102-year-old NHS volunteer shortlisted for historic NHS75 Photography Competition
A shortlist of 75 NHS staff and volunteers has been announced in a photography competition to mark 75 years of the health service, with images including a portrait of Britain’s oldest volunteer – 102-year-old Beryl Carr – and a patient playing the violin during her brain surgery
The national competition, run by NHS England in partnership with Fujifilm UK, saw hundreds of the health service’s staff and volunteers from across the country enter photographs that told their unique stories of what the NHS means to them.
The 75 shortlisted photographs will be displayed at an exhibition at Fujifilm House of Photography in Covent Garden, London and open to public viewing from the 5th July 2023 – 75 years to the day from the date that the NHS was established.
The gallery captures the full breadth of compassion, resilience and world-leading expertise that is as evident in the NHS today as it was when the health service was first established on 5th July 1948.
One of the images features someone who can recall the very first day the NHS came into existence, Britain’s oldest volunteer 102-year-old Beryl Carr.
The image, by Steve Watkins at London Northwest University Healthcare NHS Trust, was taken on one of Beryl’s once-a-month volunteering shifts at the Friends Café in Ealing Hospital – a role she started as an 80-year-old in 2003 preparing food and operating the till for visitors to the café.
Among the other entries there are striking images capturing a patient playing a violin while undergoing brain surgery to ensure parts of the brain that control co-ordination were not damaged, as well as a pharmacy robot, air ambulances and those documenting the NHS’ world-leading COVID-19 vaccination efforts.
Dame Ruth May, Chief Nursing Officer for England and one of the six competition judges, said: “We were amazed at the quality of photographs submitted to the competition – it’s incredible to see the way entrants have documented life in the NHS. The compassion, the ingenuity, the camaraderie, the good times and when it gets tough – it’s all captured throughout the five categories and it’s a really fitting way to mark 75 years of the NHS.”
Joining Dame Ruth May on the judging panel were This Morning’s resident GP Dr Ellie, award-winning journalist Victoria Macdonald, eminent photographer Lewis Khan, Dr Habib Naqvi MBE and Fujifilm’s Theo Georghiades.
Each of the 75 shortlisted photographers have been invited to a special ceremony on the 4th July at the Fujifilm House of Photography to unveil all of the finalist’s photographs, with a winner for each of the competition’s five categories announced before the event.
The five winners will also have their photograph displayed at the NHS 75th anniversary service at Westminster Abbey on Wednesday 5th July.

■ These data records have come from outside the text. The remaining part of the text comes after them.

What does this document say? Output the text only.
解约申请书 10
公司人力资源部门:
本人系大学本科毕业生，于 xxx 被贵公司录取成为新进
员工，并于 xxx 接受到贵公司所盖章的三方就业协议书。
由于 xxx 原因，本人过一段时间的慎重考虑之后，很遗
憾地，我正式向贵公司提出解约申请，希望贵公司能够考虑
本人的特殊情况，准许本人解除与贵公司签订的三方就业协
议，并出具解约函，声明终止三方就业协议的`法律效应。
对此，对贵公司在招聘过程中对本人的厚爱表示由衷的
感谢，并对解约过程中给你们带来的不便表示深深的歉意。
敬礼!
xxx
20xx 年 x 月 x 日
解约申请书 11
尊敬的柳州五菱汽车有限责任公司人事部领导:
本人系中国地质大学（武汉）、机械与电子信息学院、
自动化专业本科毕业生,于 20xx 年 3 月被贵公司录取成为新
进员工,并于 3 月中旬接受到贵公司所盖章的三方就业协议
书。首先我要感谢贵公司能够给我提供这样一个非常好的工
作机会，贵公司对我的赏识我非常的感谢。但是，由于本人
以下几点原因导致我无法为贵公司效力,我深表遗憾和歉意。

Tom Watanabe, Managing Director for Fujifilm UK, said: “We are delighted that so many NHS staff and volunteers have had the chance to tell their stories through these powerful images,” explains “As an organisation that started in photography and has worked in healthcare for over 80 years delivering diagnostic imaging and medical devices, we were uniquely placed to work with the NHS to run this competition and are delighted to the public will be able to come to the exhibition and pay tribute to our wonderful health service.”
The five categories include:
Our People: From the nurses, doctors and other clinicians who care for us in our time of need, to the porters and cleaners who keep our hospitals moving our people are the driving force behind the NHS. This category recognises the individuals and teams that make up who the NHS is.
Our Innovations: Since 1948, the NHS has innovated and adapted to meet the needs of each successive generation, putting patients at the heart of everything it does. This category celebrates innovation across the NHS in all its forms – from cutting edge treatments to pioneering ways of delivering care.
Our Environment: The NHS has more patients sleep in our beds each night than there are hotel rooms in London. The way our buildings are designed and used provides opportunities to support better patient care and staff wellbeing. This category explores NHS grounds and buildings – indoors and out – and how individuals, teams and communities are working together to integrate sustainability into what we do.
Our Care: Kindness and compassion are at the heart of how we deliver care in the NHS. This category will capture that core value – whether that is the care we provide our patients, or to each other as colleagues.
Our Partners: Every day the NHS is witness to extraordinary teamwork – a coming together of NHS staff alongside hundreds of thousands of volunteers, partners, charities and beyond. This category is to celebrate the crucial role those partnerships play in helping us deliver the best possible care for patients.